Lookonchain mencatat: “vitalik.eth (@VitalikButerin) kembali menjual beberapa token yang diterima secara gratis dari dompetnya sendiri satu jam yang lalu, memperoleh 17,26 ETH (36.000 USD).”
Langkah ini menunjukkan bahwa Vitalik Buterin terus menangani token yang dikirim langsung ke dompetnya oleh komunitas atau dari berbagai proyek, alih-alih menyimpannya dalam jangka panjang. Dalam ekosistem mata uang kripto, figur berpengaruh besar seperti Vitalik sering menerima token gratis dari banyak proyek dengan tujuan promosi atau untuk menarik perhatian. Namun, ketika token-token tersebut dijual ke pasar, biasanya investor akan memantaunya secara ketat, karena hal itu dapat menciptakan tekanan penurunan harga dalam jangka pendek bagi aset terkait.
Poin yang patut diperhatikan adalah Lookonchain menegaskan bahwa ini bukan kali pertama Vitalik melakukan transaksi seperti itu. Frasa “kembali menjual” menunjukkan bahwa aktivitas mengonversi token yang diterima gratis menjadi ETH telah terjadi beberapa kali sebelumnya. Ini memperkuat dugaan bahwa transaksi-transaksi tersebut bersifat pengelolaan aset pribadi atau pembersihan portofolio token yang dikirim tanpa disengaja, bukan sinyal yang menunjukkan dukungan terhadap tiap proyek penerbit token.

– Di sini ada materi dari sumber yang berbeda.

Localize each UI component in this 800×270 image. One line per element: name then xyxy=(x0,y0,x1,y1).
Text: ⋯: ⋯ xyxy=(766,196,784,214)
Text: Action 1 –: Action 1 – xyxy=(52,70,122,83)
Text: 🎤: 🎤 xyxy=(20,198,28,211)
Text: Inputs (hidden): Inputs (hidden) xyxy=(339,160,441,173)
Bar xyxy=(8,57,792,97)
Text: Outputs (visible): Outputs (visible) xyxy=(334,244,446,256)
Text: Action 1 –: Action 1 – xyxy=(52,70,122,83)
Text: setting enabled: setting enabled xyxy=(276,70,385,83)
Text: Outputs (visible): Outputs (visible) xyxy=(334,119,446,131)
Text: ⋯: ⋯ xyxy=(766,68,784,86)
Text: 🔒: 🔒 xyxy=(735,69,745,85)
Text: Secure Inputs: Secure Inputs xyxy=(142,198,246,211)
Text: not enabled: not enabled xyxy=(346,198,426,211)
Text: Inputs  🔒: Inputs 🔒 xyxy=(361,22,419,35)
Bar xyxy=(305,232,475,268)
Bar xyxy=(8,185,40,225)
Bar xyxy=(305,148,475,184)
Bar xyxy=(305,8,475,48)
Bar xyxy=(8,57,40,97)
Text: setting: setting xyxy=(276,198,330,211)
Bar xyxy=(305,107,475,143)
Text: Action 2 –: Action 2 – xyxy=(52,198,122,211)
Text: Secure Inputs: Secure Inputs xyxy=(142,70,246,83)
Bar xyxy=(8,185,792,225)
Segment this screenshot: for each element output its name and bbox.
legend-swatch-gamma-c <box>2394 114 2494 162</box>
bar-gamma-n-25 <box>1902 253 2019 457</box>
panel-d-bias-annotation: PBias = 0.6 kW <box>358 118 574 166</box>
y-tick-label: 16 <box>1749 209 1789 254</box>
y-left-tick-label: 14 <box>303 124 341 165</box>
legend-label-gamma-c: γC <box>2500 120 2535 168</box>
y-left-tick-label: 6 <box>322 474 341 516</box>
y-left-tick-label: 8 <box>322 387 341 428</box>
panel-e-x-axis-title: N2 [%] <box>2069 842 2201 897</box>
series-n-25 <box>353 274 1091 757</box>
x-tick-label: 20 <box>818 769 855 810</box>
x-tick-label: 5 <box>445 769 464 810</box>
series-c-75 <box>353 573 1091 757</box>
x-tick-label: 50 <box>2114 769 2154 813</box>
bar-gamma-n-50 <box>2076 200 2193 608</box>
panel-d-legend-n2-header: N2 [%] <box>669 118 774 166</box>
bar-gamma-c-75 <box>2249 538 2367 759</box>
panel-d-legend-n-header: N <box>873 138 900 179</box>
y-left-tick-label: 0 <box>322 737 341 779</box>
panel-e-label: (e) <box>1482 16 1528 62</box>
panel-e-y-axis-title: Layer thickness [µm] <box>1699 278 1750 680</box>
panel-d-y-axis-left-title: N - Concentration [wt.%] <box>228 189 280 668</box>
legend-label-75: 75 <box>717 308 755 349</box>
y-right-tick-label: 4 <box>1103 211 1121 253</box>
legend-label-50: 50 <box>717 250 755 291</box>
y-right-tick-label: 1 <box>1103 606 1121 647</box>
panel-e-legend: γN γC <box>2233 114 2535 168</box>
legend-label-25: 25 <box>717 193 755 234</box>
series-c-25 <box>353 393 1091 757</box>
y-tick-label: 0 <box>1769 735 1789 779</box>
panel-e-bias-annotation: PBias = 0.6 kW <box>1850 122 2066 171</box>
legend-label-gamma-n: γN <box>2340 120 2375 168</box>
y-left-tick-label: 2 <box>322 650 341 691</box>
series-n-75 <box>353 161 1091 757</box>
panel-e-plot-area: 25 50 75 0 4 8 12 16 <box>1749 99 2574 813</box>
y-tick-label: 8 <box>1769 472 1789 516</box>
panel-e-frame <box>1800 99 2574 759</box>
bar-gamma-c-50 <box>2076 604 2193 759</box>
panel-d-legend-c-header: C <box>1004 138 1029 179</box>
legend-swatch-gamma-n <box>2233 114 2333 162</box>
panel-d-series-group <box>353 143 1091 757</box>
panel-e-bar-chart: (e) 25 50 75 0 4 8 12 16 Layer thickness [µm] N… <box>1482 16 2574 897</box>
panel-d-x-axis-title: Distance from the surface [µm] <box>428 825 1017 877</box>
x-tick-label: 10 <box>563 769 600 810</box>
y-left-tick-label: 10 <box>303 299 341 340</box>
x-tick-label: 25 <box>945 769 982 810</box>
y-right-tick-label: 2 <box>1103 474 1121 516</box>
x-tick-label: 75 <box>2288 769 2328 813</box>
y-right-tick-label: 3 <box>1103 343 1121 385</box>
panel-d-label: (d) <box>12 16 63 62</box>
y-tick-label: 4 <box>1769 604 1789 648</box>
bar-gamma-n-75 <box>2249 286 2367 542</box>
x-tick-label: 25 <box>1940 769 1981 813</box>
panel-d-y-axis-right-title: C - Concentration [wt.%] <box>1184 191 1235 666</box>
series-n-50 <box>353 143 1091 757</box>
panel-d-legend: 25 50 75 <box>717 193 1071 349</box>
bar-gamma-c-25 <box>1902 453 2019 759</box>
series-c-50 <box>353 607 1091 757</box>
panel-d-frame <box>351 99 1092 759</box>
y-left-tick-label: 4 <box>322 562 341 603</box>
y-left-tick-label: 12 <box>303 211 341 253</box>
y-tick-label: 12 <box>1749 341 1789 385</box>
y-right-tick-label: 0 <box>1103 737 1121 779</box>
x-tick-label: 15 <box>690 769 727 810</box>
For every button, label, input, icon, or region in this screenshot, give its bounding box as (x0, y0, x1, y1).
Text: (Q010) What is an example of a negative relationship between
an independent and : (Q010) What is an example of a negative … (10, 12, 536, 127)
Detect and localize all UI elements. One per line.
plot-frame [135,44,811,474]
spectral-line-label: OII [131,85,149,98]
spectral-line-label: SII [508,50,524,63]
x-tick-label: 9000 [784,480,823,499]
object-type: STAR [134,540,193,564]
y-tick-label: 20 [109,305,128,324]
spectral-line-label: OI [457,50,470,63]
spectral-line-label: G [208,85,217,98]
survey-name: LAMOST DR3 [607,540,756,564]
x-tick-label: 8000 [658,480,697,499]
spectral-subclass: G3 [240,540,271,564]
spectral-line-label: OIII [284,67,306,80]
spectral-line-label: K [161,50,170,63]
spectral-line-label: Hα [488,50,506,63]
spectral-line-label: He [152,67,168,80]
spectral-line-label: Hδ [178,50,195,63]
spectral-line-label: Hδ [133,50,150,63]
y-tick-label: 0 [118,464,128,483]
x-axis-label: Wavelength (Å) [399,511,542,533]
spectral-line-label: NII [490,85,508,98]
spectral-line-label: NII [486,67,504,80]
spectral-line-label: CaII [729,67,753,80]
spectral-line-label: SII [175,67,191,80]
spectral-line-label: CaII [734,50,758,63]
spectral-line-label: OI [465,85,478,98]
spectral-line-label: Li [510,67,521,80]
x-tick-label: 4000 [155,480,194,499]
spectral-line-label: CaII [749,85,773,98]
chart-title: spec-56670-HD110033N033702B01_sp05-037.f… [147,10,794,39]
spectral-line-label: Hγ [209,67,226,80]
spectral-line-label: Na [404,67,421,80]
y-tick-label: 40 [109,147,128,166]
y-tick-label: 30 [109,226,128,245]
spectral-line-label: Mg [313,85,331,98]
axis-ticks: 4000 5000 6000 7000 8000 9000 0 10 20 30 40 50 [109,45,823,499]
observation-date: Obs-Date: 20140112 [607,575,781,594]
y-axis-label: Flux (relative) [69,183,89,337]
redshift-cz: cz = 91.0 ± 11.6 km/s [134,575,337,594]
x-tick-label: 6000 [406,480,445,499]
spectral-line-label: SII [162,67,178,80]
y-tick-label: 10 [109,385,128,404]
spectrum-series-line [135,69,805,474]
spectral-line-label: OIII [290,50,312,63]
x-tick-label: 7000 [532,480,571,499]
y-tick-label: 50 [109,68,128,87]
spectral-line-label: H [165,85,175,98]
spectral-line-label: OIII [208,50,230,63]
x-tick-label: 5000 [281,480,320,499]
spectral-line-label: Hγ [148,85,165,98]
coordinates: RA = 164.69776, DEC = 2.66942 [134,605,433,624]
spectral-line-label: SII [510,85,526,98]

Dari sisi pasar, nilai 17,26 ETH bukanlah angka yang terlalu besar dibandingkan likuiditas umum Ethereum, namun tetap cukup untuk menarik perhatian karena pelakunya adalah Vitalik Buterin. Transaksi yang melibatkan dompet figur yang menonjol biasanya memiliki dampak psikologis yang lebih kuat daripada nilai aktual dari penjualan tersebut, terutama dalam konteks ketika investor selalu berusaha mengurai perilaku on-chain dari para pihak yang berpengaruh di industri.
Selain itu, perolehan ETH alih-alih mempertahankan token yang diberikan juga mencerminkan tren yang mengutamakan aset dengan likuiditas tinggi dan tingkat kepercayaan yang lebih besar. ETH masih merupakan aset inti dalam ekosistem Ethereum, sehingga mengonversi token-token kecil menjadi ETH dapat dipandang sebagai langkah penataan ulang portofolio ke arah yang lebih aman dan efisien.
Meskipun demikian, berdasarkan data yang dipublikasikan Lookonchain, belum ada informasi spesifik tambahan mengenai jenis token yang dijual dalam transaksi kali ini. Karena itu, dampak langsung terhadap masing-masing proyek token terkait saat ini masih belum bisa diukur secara menyeluruh. Hal yang dapat dipastikan pasar pada saat ini adalah Vitalik Buterin terus tidak menyimpan seluruh token yang dikirim sebagai hadiah ke dompet pribadinya, melainkan bersedia menjualnya untuk ditukar dengan ETH.
Dalam jangka pendek, transaksi model seperti ini kemungkinan besar akan terus dipantau secara ketat oleh komunitas, terutama jika ada aktivitas apa pun dari dompet Vitalik yang dengan mudah menjadi sinyal yang ramai diperbincangkan di pasar mata uang kripto.